#WFH: Benchmarks and Evidence
Planning for performance usually starts with a map that lays out where an organization is and where it wants to go. Usually these maps are set in a time frame of either a year, three-year or five-year plans. Achieving and measuring these results re-quires defining objectives that are measurable. Measurable objectives are set up with action-oriented verbs: What do we want to do, be or have? The more general the more difficult to measure so the more specific the better.
Setting up benchmarks is like selecting the starting point on a map. The term benchmark be-came very popular in the late 21st century and refers to a mark that surveyors made to set a beginning point. Benchmarking requires setting a unit of measurement and comparison. Performance is usually measured in terms of time, quality and cost. This has implications from personal benchmarking to industry levels where one business or organization can compare themselves to others in terms of best practices and where similar processes exist. The idea is always the same: identify a starting point then a target and measure progress towards or away from it. This allows individuals and organizations to evaluate progress. It also lets them know how well they set the target.
Is the target a measure that makes sense? Value management leans toward a measure of contribution. If benchmarking is going to be effective, and it really must be in order to measure progress, it needs to be reevaluated and redone at periodic intervals. When it is done and what is used is entirely up to the organization. But continuous performance improvement always requires reevaluating and refocusing.

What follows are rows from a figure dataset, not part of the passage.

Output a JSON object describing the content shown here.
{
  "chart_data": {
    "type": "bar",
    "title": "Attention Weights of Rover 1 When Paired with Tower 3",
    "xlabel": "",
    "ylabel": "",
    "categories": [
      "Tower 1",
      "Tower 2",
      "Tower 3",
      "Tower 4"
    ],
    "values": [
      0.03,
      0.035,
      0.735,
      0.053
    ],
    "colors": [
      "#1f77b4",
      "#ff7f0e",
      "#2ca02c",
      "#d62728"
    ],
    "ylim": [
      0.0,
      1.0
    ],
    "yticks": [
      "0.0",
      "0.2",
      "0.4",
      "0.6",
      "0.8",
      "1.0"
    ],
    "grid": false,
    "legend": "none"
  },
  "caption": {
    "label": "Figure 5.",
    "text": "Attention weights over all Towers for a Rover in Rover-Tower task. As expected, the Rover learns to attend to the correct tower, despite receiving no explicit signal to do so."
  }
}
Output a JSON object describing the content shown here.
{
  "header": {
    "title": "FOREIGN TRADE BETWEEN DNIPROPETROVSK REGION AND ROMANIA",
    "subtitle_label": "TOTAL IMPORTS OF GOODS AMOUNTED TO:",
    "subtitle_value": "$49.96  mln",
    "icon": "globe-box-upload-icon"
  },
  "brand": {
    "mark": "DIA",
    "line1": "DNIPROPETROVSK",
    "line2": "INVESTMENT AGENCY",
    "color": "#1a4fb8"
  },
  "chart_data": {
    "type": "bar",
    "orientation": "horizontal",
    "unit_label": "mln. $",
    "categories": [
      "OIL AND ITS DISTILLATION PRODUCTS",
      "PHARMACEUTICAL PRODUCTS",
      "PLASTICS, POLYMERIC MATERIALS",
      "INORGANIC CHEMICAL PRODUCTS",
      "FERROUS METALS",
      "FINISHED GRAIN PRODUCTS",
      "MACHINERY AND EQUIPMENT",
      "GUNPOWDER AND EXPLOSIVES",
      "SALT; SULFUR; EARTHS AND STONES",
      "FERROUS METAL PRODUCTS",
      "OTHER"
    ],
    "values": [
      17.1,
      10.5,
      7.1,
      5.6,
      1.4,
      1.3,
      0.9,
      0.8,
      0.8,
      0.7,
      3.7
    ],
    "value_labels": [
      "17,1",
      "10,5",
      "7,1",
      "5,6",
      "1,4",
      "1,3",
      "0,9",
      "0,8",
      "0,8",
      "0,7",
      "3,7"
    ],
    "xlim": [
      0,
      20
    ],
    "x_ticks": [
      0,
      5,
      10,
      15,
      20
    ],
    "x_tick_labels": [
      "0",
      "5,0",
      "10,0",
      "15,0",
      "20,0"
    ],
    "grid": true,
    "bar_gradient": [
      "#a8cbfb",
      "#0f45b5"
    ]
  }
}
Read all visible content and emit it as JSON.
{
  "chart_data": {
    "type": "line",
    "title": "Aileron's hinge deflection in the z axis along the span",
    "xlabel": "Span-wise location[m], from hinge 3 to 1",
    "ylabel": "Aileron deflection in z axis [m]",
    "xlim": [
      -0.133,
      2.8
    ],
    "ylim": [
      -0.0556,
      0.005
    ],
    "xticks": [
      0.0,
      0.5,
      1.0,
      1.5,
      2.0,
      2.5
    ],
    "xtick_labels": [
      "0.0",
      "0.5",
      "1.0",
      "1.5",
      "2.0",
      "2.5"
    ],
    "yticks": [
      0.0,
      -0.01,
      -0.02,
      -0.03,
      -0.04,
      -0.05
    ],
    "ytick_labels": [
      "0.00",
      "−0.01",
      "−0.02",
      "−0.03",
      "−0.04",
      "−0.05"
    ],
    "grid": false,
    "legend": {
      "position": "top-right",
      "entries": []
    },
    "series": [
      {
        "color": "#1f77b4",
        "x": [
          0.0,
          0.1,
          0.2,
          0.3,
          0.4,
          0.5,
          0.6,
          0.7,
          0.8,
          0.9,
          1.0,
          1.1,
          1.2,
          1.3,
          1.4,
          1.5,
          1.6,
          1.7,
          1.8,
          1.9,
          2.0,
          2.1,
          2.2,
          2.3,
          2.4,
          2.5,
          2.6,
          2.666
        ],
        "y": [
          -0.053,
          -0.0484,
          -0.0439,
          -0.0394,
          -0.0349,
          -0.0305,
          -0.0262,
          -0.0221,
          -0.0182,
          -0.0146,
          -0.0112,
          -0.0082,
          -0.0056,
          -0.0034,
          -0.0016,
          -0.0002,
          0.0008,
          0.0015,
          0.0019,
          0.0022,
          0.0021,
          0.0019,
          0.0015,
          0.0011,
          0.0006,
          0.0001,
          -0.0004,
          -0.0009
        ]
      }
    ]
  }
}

Evidence-based research can provide invaluable insights into what is working and what is not. It takes time and it costs money. Any research is only as valuable as it is applied. Knowing something is wrong and refusing to do anything about it only magnifies the problem. Many organizations make the mistake of publicly sharing good results and burying those that are less than stellar. By not sharing them, they feel they are making them invisible and they will go away. If they are not shared, they will not affect performance. This is exactly the opposite of what usually transpires.